Big news: Europeans no longer have to pay cellular roaming fees when traveling across EU member states. TechCrunch reports:
The European Council yesterday adopted the legal act that limits how much mobile operators can charge each other — the final step in the multi-stage, multi-year process for the region’s lawmakers to agree an end to roaming charges for citizens. The ‘roam like at home’ policy will come into affect across the European Union from June 15.
Sounds wonderful, doesn't it? Nobody likes those pesky roaming fees, after all. We all know they're just another way for telecom providers to gouge us, right? Good thing the European Council stepped in to put a stop to this roaming fee nonsense! In fact, the EU is calling this "one of the greatest and most tangible successes of the EU."
But behind all the self-congratulation and media fanfare is a somewhat different story. The New York Times scratches the surface of it in the aptly headlined article, "Cellphone Roaming Charges End in Europe. Many Respond With a Yawn.":
Ms. Krastanova, 37, prefers to vacation in her native Bulgaria when she is not selling newspapers in Sofia, the country’s capital. Ms. Krastanova says she is too busy — and many of her compatriots too poor — to travel elsewhere in Europe.
“Paying the bills and providing for my 4-year-old daughter is our main priority. There is little left to splurge on trips abroad,” Ms. Krastanova said as she cross-stitched an elaborate pattern and sat in her newspaper kiosk, a cup of coffee and a pack of cigarettes resting next to her embroidery. “I don’t use roaming.”
Nor do many of her fellow Europeans. Almost two-thirds of Bulgarians have never traveled outside of their country’s borders, according to European Union statistics, and in another eight European states, including Greece and Italy, at least half of people polled also had not spent time abroad. And though other Europeans do jet across the Continent, many of those journeys also are limited to two-week summer vacations or short business trips.
The landmark policy shift, which enters into force on Thursday, comes as Europe faces pressure to speed up the overhaul of its wider digital economy to keep pace with the likes of the United States and China. But the experience of Ms. Krastanova, and many others like her, has many wondering why the region’s policy makers took 10 years — and invested significant political capital — to end roaming charges when it is not a daily concern for many of Europe’s 500 million citizens.
So most Europeans didn't actually care that much about roaming fees. But at least the telecom companies won't be able to gouge its customers for that evil thing called profit. Oh, but actually:
The biggest concern has been that the measure will push up the price of standard mobile contracts — meaning mobile users would be paying more domestically to subsidize the cost of cheaper calls and data when they’re on holiday. (Indeed, some EU operators took early opportunistic action to raise prices — blaming the incoming measure.)

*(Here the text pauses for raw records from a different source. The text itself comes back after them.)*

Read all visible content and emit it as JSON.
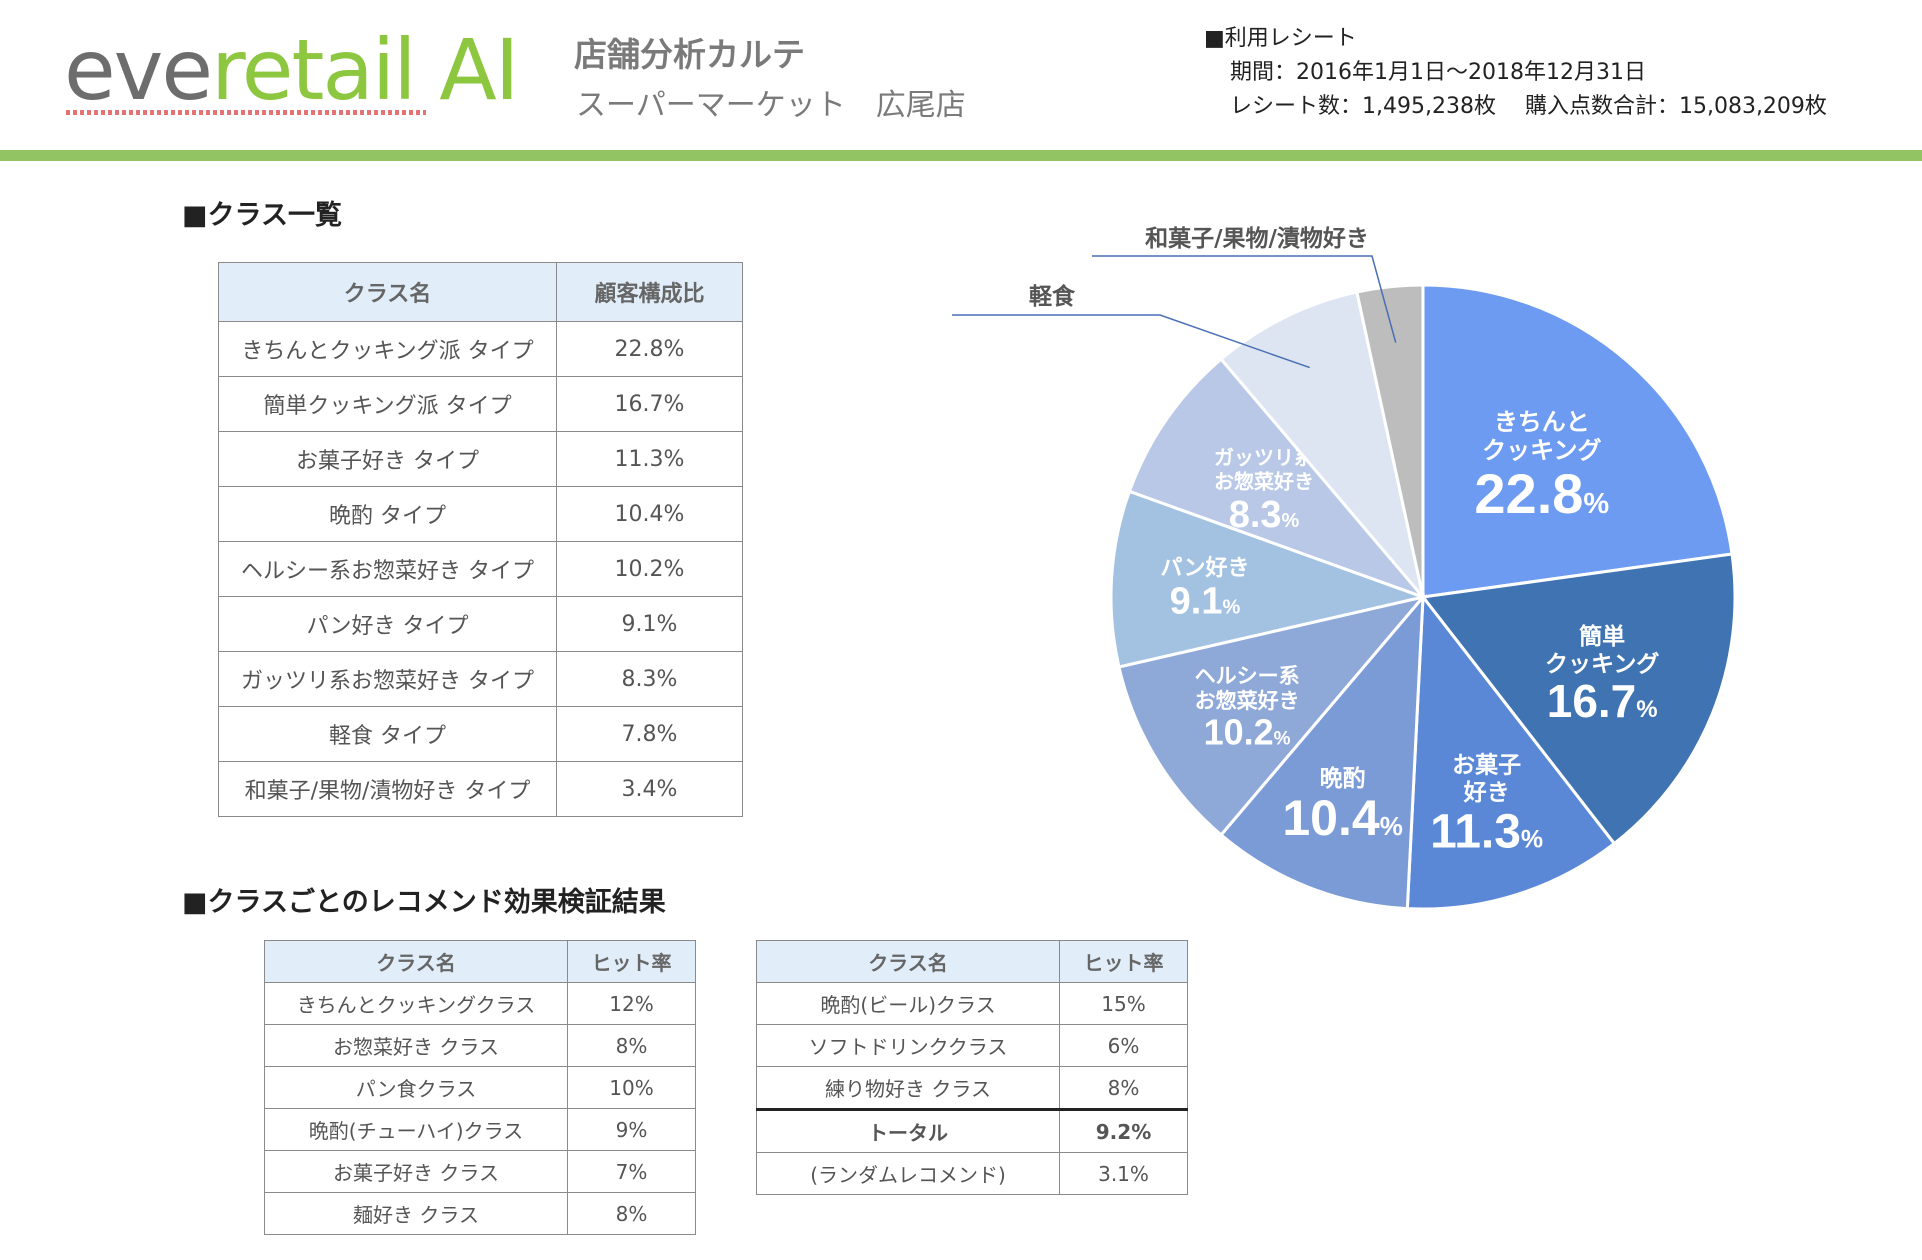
{
  "header": {
    "logo_part1": "eve",
    "logo_part2": "retail AI",
    "title": "店舗分析カルテ",
    "subtitle": "スーパーマーケット　広尾店",
    "receipt_heading": "■利用レシート",
    "receipt_period": "期間：2016年1月1日〜2018年12月31日",
    "receipt_counts": "レシート数：1,495,238枚　 購入点数合計：15,083,209枚"
  },
  "section_class_list": "■クラス一覧",
  "class_table": {
    "headers": [
      "クラス名",
      "顧客構成比"
    ],
    "rows": [
      [
        "きちんとクッキング派 タイプ",
        "22.8%"
      ],
      [
        "簡単クッキング派 タイプ",
        "16.7%"
      ],
      [
        "お菓子好き タイプ",
        "11.3%"
      ],
      [
        "晩酌 タイプ",
        "10.4%"
      ],
      [
        "ヘルシー系お惣菜好き タイプ",
        "10.2%"
      ],
      [
        "パン好き タイプ",
        "9.1%"
      ],
      [
        "ガッツリ系お惣菜好き タイプ",
        "8.3%"
      ],
      [
        "軽食 タイプ",
        "7.8%"
      ],
      [
        "和菓子/果物/漬物好き タイプ",
        "3.4%"
      ]
    ]
  },
  "section_recommend": "■クラスごとのレコメンド効果検証結果",
  "recommend_table_left": {
    "headers": [
      "クラス名",
      "ヒット率"
    ],
    "rows": [
      [
        "きちんとクッキングクラス",
        "12%"
      ],
      [
        "お惣菜好き クラス",
        "8%"
      ],
      [
        "パン食クラス",
        "10%"
      ],
      [
        "晩酌(チューハイ)クラス",
        "9%"
      ],
      [
        "お菓子好き クラス",
        "7%"
      ],
      [
        "麺好き クラス",
        "8%"
      ]
    ]
  },
  "recommend_table_right": {
    "headers": [
      "クラス名",
      "ヒット率"
    ],
    "rows": [
      [
        "晩酌(ビール)クラス",
        "15%"
      ],
      [
        "ソフトドリンククラス",
        "6%"
      ],
      [
        "練り物好き クラス",
        "8%"
      ]
    ],
    "total_rows": [
      [
        "トータル",
        "9.2%"
      ],
      [
        "(ランダムレコメンド)",
        "3.1%"
      ]
    ]
  },
  "chart_data": {
    "type": "pie",
    "title": "",
    "slices": [
      {
        "label_lines": [
          "きちんと",
          "クッキング"
        ],
        "value": 22.8,
        "color": "#6d9bf1"
      },
      {
        "label_lines": [
          "簡単",
          "クッキング"
        ],
        "value": 16.7,
        "color": "#3f73b1"
      },
      {
        "label_lines": [
          "お菓子",
          "好き"
        ],
        "value": 11.3,
        "color": "#5a88d6"
      },
      {
        "label_lines": [
          "晩酌"
        ],
        "value": 10.4,
        "color": "#7b9bd7"
      },
      {
        "label_lines": [
          "ヘルシー系",
          "お惣菜好き"
        ],
        "value": 10.2,
        "color": "#8ea8d8"
      },
      {
        "label_lines": [
          "パン好き"
        ],
        "value": 9.1,
        "color": "#a3c2e2"
      },
      {
        "label_lines": [
          "ガッツリ系",
          "お惣菜好き"
        ],
        "value": 8.3,
        "color": "#b8c8e6"
      },
      {
        "label_lines": [
          "軽食"
        ],
        "value": 7.8,
        "color": "#dde4f2",
        "external_label": true
      },
      {
        "label_lines": [
          "和菓子/果物/漬物好き"
        ],
        "value": 3.4,
        "color": "#bdbdbd",
        "external_label": true
      }
    ],
    "percent_sign": "%",
    "start_angle_deg": 0,
    "direction": "clockwise",
    "legend": "none"
  }
}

Ms. Krastonova - trying to make ends meet for her and her 4-year-old daughter - will in all likelihood end up with a higher phone bill in order to keep costs down for those who travel frequently for business - people who, let's face it, are probably more well-off than Ms. Krastanova and can write off roaming fees as a business expense anyway. The poor subsidizing the rich: this is one of the EU's "greatest successes." Bravo.

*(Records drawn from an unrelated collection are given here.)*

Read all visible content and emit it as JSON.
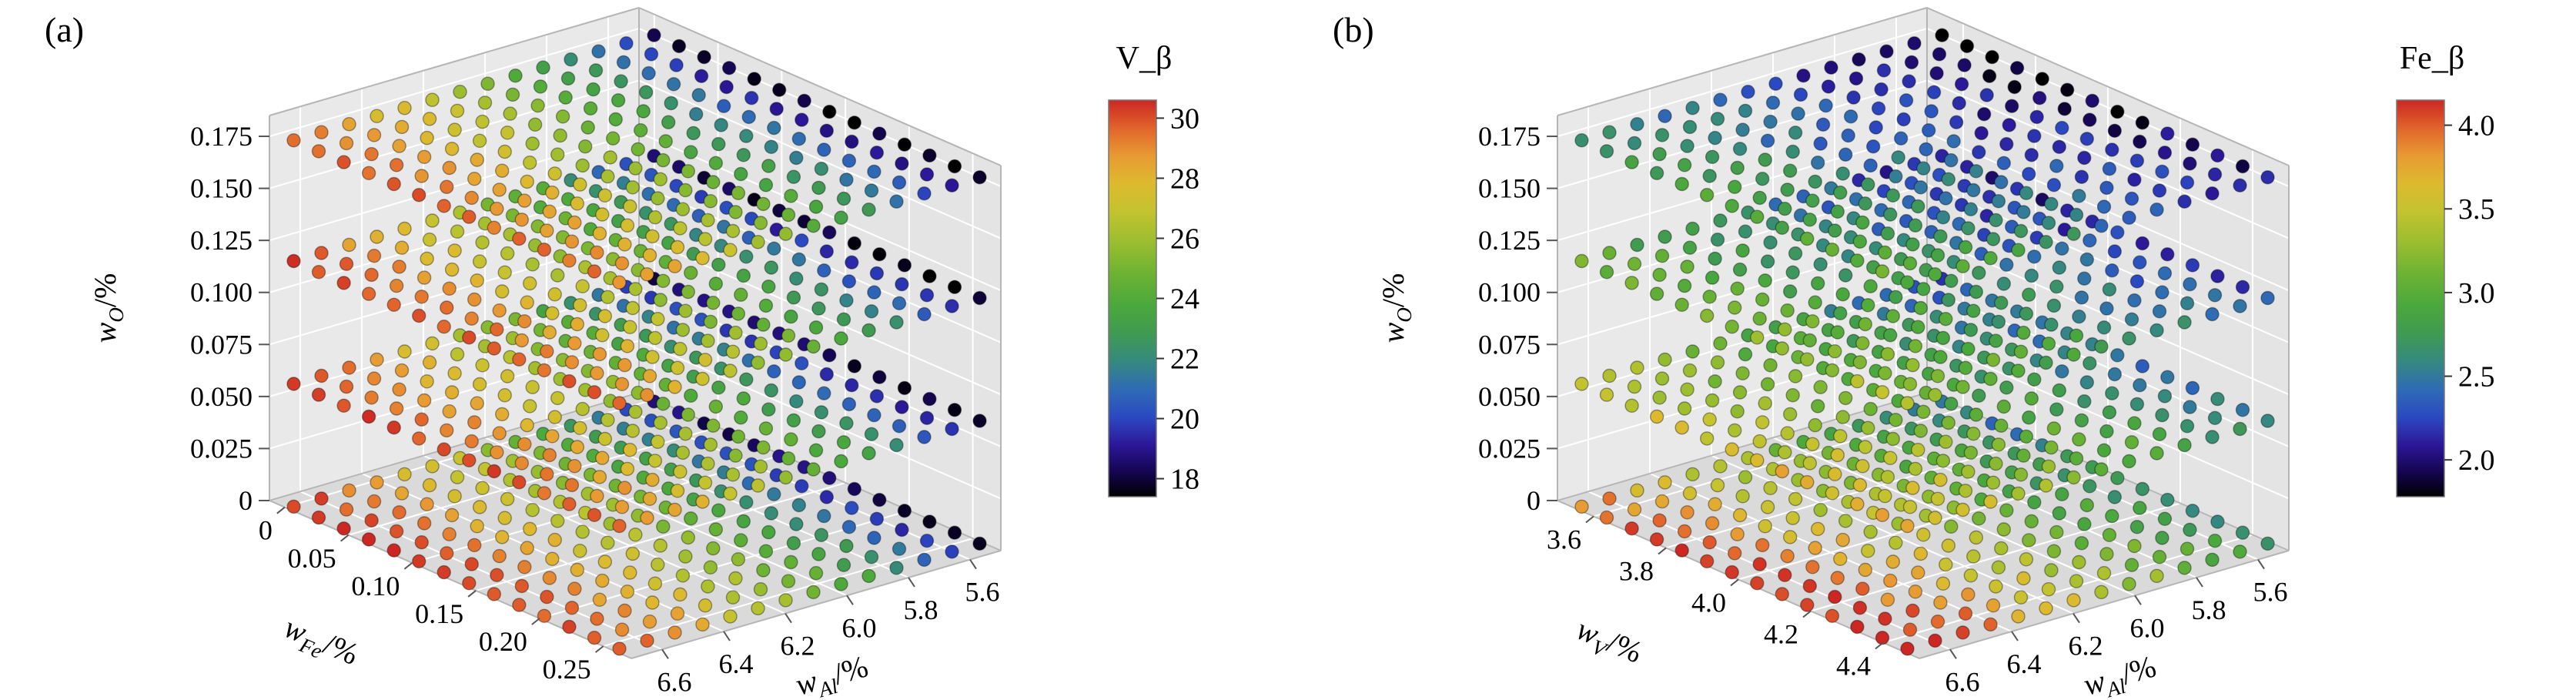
{
  "page": {
    "background": "#ffffff"
  },
  "colormap": {
    "name": "spectral-like",
    "stops": [
      [
        0.0,
        "#000000"
      ],
      [
        0.06,
        "#14054d"
      ],
      [
        0.13,
        "#2c1798"
      ],
      [
        0.2,
        "#2b49c1"
      ],
      [
        0.27,
        "#2f6bb5"
      ],
      [
        0.34,
        "#35897f"
      ],
      [
        0.41,
        "#3f9a52"
      ],
      [
        0.48,
        "#4aa83c"
      ],
      [
        0.56,
        "#6cb233"
      ],
      [
        0.64,
        "#9abd2f"
      ],
      [
        0.72,
        "#c4c32f"
      ],
      [
        0.79,
        "#ddb92f"
      ],
      [
        0.86,
        "#e89a33"
      ],
      [
        0.93,
        "#e1632c"
      ],
      [
        1.0,
        "#cc2723"
      ]
    ]
  },
  "panes": {
    "wall_left": "#e9e9e9",
    "wall_right": "#e4e4e4",
    "floor": "#dadada",
    "grid": "#ffffff",
    "edge": "#b5b5b5"
  },
  "chart_data": [
    {
      "type": "scatter3d",
      "panel_label": "(a)",
      "z_axis": {
        "label": {
          "main": "w",
          "sub": "O",
          "unit": "/%"
        },
        "ticks": [
          0,
          0.025,
          0.05,
          0.075,
          0.1,
          0.125,
          0.15,
          0.175
        ],
        "tick_labels": [
          "0",
          "0.025",
          "0.050",
          "0.075",
          "0.100",
          "0.125",
          "0.150",
          "0.175"
        ],
        "max": 0.185
      },
      "left_axis": {
        "label": {
          "main": "w",
          "sub": "Fe",
          "unit": "/%"
        },
        "ticks": [
          0,
          0.05,
          0.1,
          0.15,
          0.2,
          0.25
        ],
        "tick_labels": [
          "0",
          "0.05",
          "0.10",
          "0.15",
          "0.20",
          "0.25"
        ],
        "min": -0.012,
        "max": 0.272
      },
      "right_axis": {
        "label": {
          "main": "w",
          "sub": "Al",
          "unit": "/%"
        },
        "ticks": [
          6.6,
          6.4,
          6.2,
          6.0,
          5.8,
          5.6
        ],
        "tick_labels": [
          "6.6",
          "6.4",
          "6.2",
          "6.0",
          "5.8",
          "5.6"
        ],
        "min": 5.5,
        "max": 6.7,
        "reversed": true
      },
      "colorbar": {
        "title": "V_β",
        "ticks": [
          30,
          28,
          26,
          24,
          22,
          20,
          18
        ],
        "tick_labels": [
          "30",
          "28",
          "26",
          "24",
          "22",
          "20",
          "18"
        ],
        "vmin": 17.4,
        "vmax": 30.6
      },
      "layers_w_o": [
        0,
        0.059,
        0.118,
        0.176
      ],
      "rows": 14,
      "al_columns": [
        6.68,
        6.59,
        6.5,
        6.41,
        6.32,
        6.23,
        6.14,
        6.05,
        5.96,
        5.87,
        5.78,
        5.69,
        5.6,
        5.51
      ],
      "values_by_layer": [
        [
          30.2,
          29.6,
          29.0,
          28.3,
          27.6,
          26.9,
          26.2,
          25.4,
          24.6,
          23.7,
          22.6,
          21.4,
          20.0,
          18.4
        ],
        [
          30.0,
          29.4,
          28.8,
          28.1,
          27.4,
          26.7,
          26.0,
          25.2,
          24.4,
          23.5,
          22.4,
          21.2,
          19.8,
          18.2
        ],
        [
          29.8,
          29.2,
          28.6,
          27.9,
          27.2,
          26.5,
          25.8,
          25.0,
          24.2,
          23.3,
          22.2,
          21.0,
          19.6,
          18.0
        ],
        [
          29.6,
          29.0,
          28.4,
          27.7,
          27.0,
          26.3,
          25.6,
          24.8,
          24.0,
          23.1,
          22.0,
          20.8,
          19.4,
          17.8
        ]
      ],
      "front_gradient": -0.8,
      "noise": 0.5
    },
    {
      "type": "scatter3d",
      "panel_label": "(b)",
      "z_axis": {
        "label": {
          "main": "w",
          "sub": "O",
          "unit": "/%"
        },
        "ticks": [
          0,
          0.025,
          0.05,
          0.075,
          0.1,
          0.125,
          0.15,
          0.175
        ],
        "tick_labels": [
          "0",
          "0.025",
          "0.050",
          "0.075",
          "0.100",
          "0.125",
          "0.150",
          "0.175"
        ],
        "max": 0.185
      },
      "left_axis": {
        "label": {
          "main": "w",
          "sub": "V",
          "unit": "/%"
        },
        "ticks": [
          3.6,
          3.8,
          4.0,
          4.2,
          4.4
        ],
        "tick_labels": [
          "3.6",
          "3.8",
          "4.0",
          "4.2",
          "4.4"
        ],
        "min": 3.5,
        "max": 4.5
      },
      "right_axis": {
        "label": {
          "main": "w",
          "sub": "Al",
          "unit": "/%"
        },
        "ticks": [
          6.6,
          6.4,
          6.2,
          6.0,
          5.8,
          5.6
        ],
        "tick_labels": [
          "6.6",
          "6.4",
          "6.2",
          "6.0",
          "5.8",
          "5.6"
        ],
        "min": 5.5,
        "max": 6.7,
        "reversed": true
      },
      "colorbar": {
        "title": "Fe_β",
        "ticks": [
          4.0,
          3.5,
          3.0,
          2.5,
          2.0
        ],
        "tick_labels": [
          "4.0",
          "3.5",
          "3.0",
          "2.5",
          "2.0"
        ],
        "vmin": 1.78,
        "vmax": 4.15
      },
      "layers_w_o": [
        0,
        0.059,
        0.118,
        0.176
      ],
      "rows": 14,
      "al_columns": [
        6.68,
        6.59,
        6.5,
        6.41,
        6.32,
        6.23,
        6.14,
        6.05,
        5.96,
        5.87,
        5.78,
        5.69,
        5.6,
        5.51
      ],
      "values_by_layer": [
        [
          4.1,
          3.98,
          3.86,
          3.74,
          3.62,
          3.51,
          3.4,
          3.29,
          3.18,
          3.07,
          2.96,
          2.85,
          2.74,
          2.63
        ],
        [
          3.62,
          3.52,
          3.43,
          3.34,
          3.25,
          3.16,
          3.07,
          2.98,
          2.89,
          2.8,
          2.71,
          2.62,
          2.53,
          2.44
        ],
        [
          3.22,
          3.13,
          3.05,
          2.97,
          2.89,
          2.81,
          2.73,
          2.65,
          2.57,
          2.49,
          2.41,
          2.33,
          2.25,
          2.17
        ],
        [
          2.92,
          2.84,
          2.76,
          2.68,
          2.6,
          2.52,
          2.45,
          2.38,
          2.31,
          2.24,
          2.17,
          2.1,
          2.01,
          1.9
        ]
      ],
      "front_gradient": 0.3,
      "noise": 0.15
    }
  ]
}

If the "roam like at home" policy won't help most of Europe's working classes, and in fact may actually hurt them, why did the EU make this initiative a priority? For one thing, it's good PR. Ending roaming fees certainly sounds good on paper. But there's a deeper reason, about which the EU is perfectly transparent:
The European Commission first set out its intention to end mobile roaming fees in a 2013 reform plan, called the Telecoms Single Market initiative — a part of the DSM [Digital Single Market], so also aimed at boosting the region’s global competitiveness and fostering digital jobs by reducing market fragmentation.
The Union is fragmented into distinct national markets and as a result Europe is losing out on a major source of potential growth.
What is the EU's ultimate goal, and, by extension, the goal of its Digital Single Market initiative? To erase national borders and create a single European nation. Of course, such an achievement would be disastrous. How could anyone effectively govern people groups and cultures as diverse and geographically distant as France, Poland, Romania, Portugal, Ireland, and the Czech Republic? We're already seeing the deep social tensions forming in the US as a result of a federal government attempting to legislate for California the same way it does for Texas, Montana, and New Hampshire - and trying to subsidize some at the expense of others. The European project will end as badly, or worse.
But hey, at least Europeans no longer have to pay roaming fees.